Introduction to virtualization: Manage drivers with VMware Tools

Rick Vanover explains the importance of having the correct drivers for the hypervisor and how this is ensured by installing and updating VMware Tools.

In my first piece on the basics of virtualization, I explained how virtualization abstracts host hardware from the virtual machines, which is made easy through special drivers. These special drivers provide the virtual machine with the correct drivers for their hypervisor and allow some special interactions to occur.

For VMware environments, this is achieved through VMware Tools. VMware Tools is a package for many operating systems that will provide the correct interaction to the hypervisor. VMware Tools exists for all guest virtual machines that run on all VMware hypervisors: ESXi, Workstation, Fusion, Player and more. Each hypervisor has VMware Tools available to the guest virtual machine as an installable package, usually as a CD-ROM .ISO mounted as a virtual device.

Without the proper drivers installed, the operating system of the virtual machine will not operate correctly. Devices may not be discovered, their performance will be degraded, and interacting with the VM will be clumsy. The best clumsy example is interacting with the console video display of the VM; it will be difficult to seamlessly transition out of the virtual machine console.

To install VMware Tools, simply right click on the VM in the administrative interface and select the the option to install or upgrade VMware Tools as shown in Figure A below:


Installing VMware Tools functions much like any other application you’d install in Windows. VMware Tools exists also for Linux VMs, as well as effectively all other guest operating systems that are supported by each VMware hypervisor. Note that as new hypervisors are released, some operating systems are deprecated from support. A good example is Windows NT and older operating systems. Older hypervisors had support, and an installable edition of VMware Tools for those operating systems; however, they’ve since been removed. Some administrators hold on to the .ISO images of VMware Tools packages from older hypervisors (like VMware Server 2.0) for support of the older operating systems.

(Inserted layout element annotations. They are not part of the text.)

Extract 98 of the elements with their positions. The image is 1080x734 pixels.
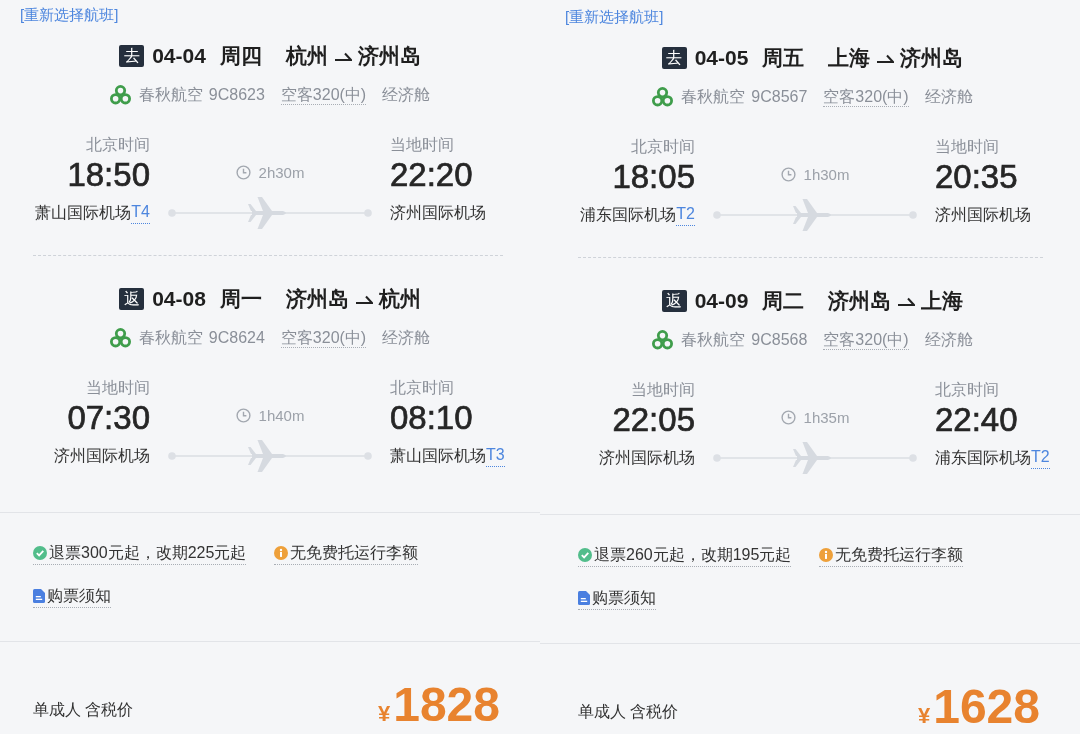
flight-date: 04-09 [694,289,749,313]
trip-direction-badge: 去 [119,45,145,67]
time-zone-label: 当地时间 [86,378,150,398]
flight-date: 04-04 [152,44,206,68]
info-icon [819,548,834,562]
terminal-link[interactable]: T4 [131,202,150,224]
reselect-flight-link[interactable]: [重新选择航班] [565,8,664,25]
document-icon [33,589,45,603]
flight-duration: 2h30m [258,163,305,181]
origin-city: 济州岛 [828,288,892,314]
trefoil-logo-icon [652,87,674,107]
cabin-class: 经济舱 [924,86,973,107]
departure-time: 18:05 [612,157,695,197]
plane-route-icon [713,441,917,475]
total-price: ¥1828 [377,681,500,733]
departure-airport: 济州国际机场 [599,448,695,468]
flight-duration: 1h35m [803,408,850,426]
departure-airport: 济州国际机场 [54,446,150,466]
arrival-airport: 浦东国际机场 [935,448,1031,468]
destination-city: 济州岛 [357,43,421,69]
time-zone-label: 北京时间 [631,137,695,157]
note-link[interactable]: 购票须知 [33,585,111,608]
price-label: 单成人 含税价 [33,700,134,720]
cabin-class: 经济舱 [382,327,431,348]
flight-number: 9C8623 [208,86,265,104]
departure-time: 18:50 [67,155,150,195]
airline-name: 春秋航空 [681,329,746,350]
check-circle-icon [578,548,592,562]
origin-city: 上海 [828,45,871,71]
trefoil-logo-icon [109,85,131,105]
airline-name: 春秋航空 [681,86,746,107]
arrival-time: 20:35 [935,157,1018,197]
weekday: 周二 [762,288,805,314]
document-icon [578,591,590,605]
time-zone-label: 当地时间 [935,137,999,157]
plane-route-icon [168,196,372,230]
terminal-link[interactable]: T3 [486,445,505,467]
note-link[interactable]: 退票260元起，改期195元起 [578,544,792,567]
trefoil-logo-icon [109,328,131,348]
flight-date: 04-05 [694,46,749,70]
trefoil-logo-icon [652,330,674,350]
clock-icon [235,407,251,423]
flight-number: 9C8567 [751,88,808,106]
departure-airport: 萧山国际机场 [35,203,132,223]
time-zone-label: 北京时间 [86,135,150,155]
arrival-time: 08:10 [390,398,473,438]
departure-airport: 浦东国际机场 [580,205,677,225]
note-link[interactable]: 退票300元起，改期225元起 [33,542,247,565]
trip-direction-badge: 去 [661,47,687,69]
terminal-link[interactable]: T2 [1031,447,1050,469]
clock-icon [780,409,796,425]
plane-route-icon [168,439,372,473]
clock-icon [780,166,796,182]
time-zone-label: 当地时间 [390,135,454,155]
destination-city: 上海 [921,288,964,314]
time-zone-label: 北京时间 [390,378,454,398]
trip-direction-badge: 返 [119,288,145,310]
arrival-airport: 济州国际机场 [390,203,486,223]
weekday: 周四 [219,43,262,69]
weekday: 周一 [219,286,262,312]
trip-direction-badge: 返 [661,290,687,312]
flight-number: 9C8624 [208,329,265,347]
aircraft-type[interactable]: 空客320(中) [823,330,909,350]
time-zone-label: 当地时间 [631,380,695,400]
airline-name: 春秋航空 [138,327,203,348]
departure-time: 07:30 [67,398,150,438]
aircraft-type[interactable]: 空客320(中) [823,87,909,107]
airline-name: 春秋航空 [138,84,203,105]
total-price: ¥1628 [917,683,1040,734]
cabin-class: 经济舱 [924,329,973,350]
note-link[interactable]: 购票须知 [578,587,656,610]
flight-duration: 1h30m [803,165,850,183]
origin-city: 杭州 [285,43,328,69]
info-icon [274,546,289,560]
arrival-time: 22:20 [390,155,473,195]
note-link[interactable]: 无免费托运行李额 [819,544,964,567]
aircraft-type[interactable]: 空客320(中) [280,85,367,105]
weekday: 周五 [762,45,805,71]
arrival-airport: 萧山国际机场 [390,446,486,466]
check-circle-icon [33,546,47,560]
aircraft-type[interactable]: 空客320(中) [280,328,367,348]
clock-icon [235,164,251,180]
origin-city: 济州岛 [285,286,349,312]
arrival-airport: 济州国际机场 [935,205,1031,225]
departure-time: 22:05 [612,400,695,440]
note-link[interactable]: 无免费托运行李额 [274,542,419,565]
arrival-time: 22:40 [935,400,1018,440]
price-label: 单成人 含税价 [578,702,679,722]
cabin-class: 经济舱 [382,84,431,105]
time-zone-label: 北京时间 [935,380,999,400]
terminal-link[interactable]: T2 [676,204,695,226]
reselect-flight-link[interactable]: [重新选择航班] [20,6,119,23]
destination-city: 济州岛 [900,45,964,71]
flight-date: 04-08 [152,287,206,311]
flight-number: 9C8568 [751,331,808,349]
plane-route-icon [713,198,917,232]
flight-duration: 1h40m [258,406,305,424]
destination-city: 杭州 [378,286,421,312]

When VMware Tools is installed, you can see devices have a very VMware-focused look and feel to them. You also want to ensure that no devices have a question mark, red x, or yellow exclamation point assigned to them in Windows. Figure B below shows a virtual machine with VMware Tools installed on the system and the devices are very much VMware-specific:


Once VMware Tools is installed on the virtual machine (in this example, a Windows Server 2012 system), you'll see an icon in the system tray indicating that the VM has VMware Tools running. This is the easiest way to see if a VM is running correctly, in terms of VMware Tools interaction (Figure C).


If you don't see the icon, it’s possible that VMware Tools is not installed on the virtual machine. For Windows systems, you can also look for the VMTools service in the list of Windows services running. You can find more information on VMware Tools at VMware KB 340 and the VMware documentation center.

It’s also important to ensure that virtual machines keep VMware Tools up to date. This helps ensure that the newest hypervisor features will work correctly and keeps the administrative console clean of any warnings about tools being out of date.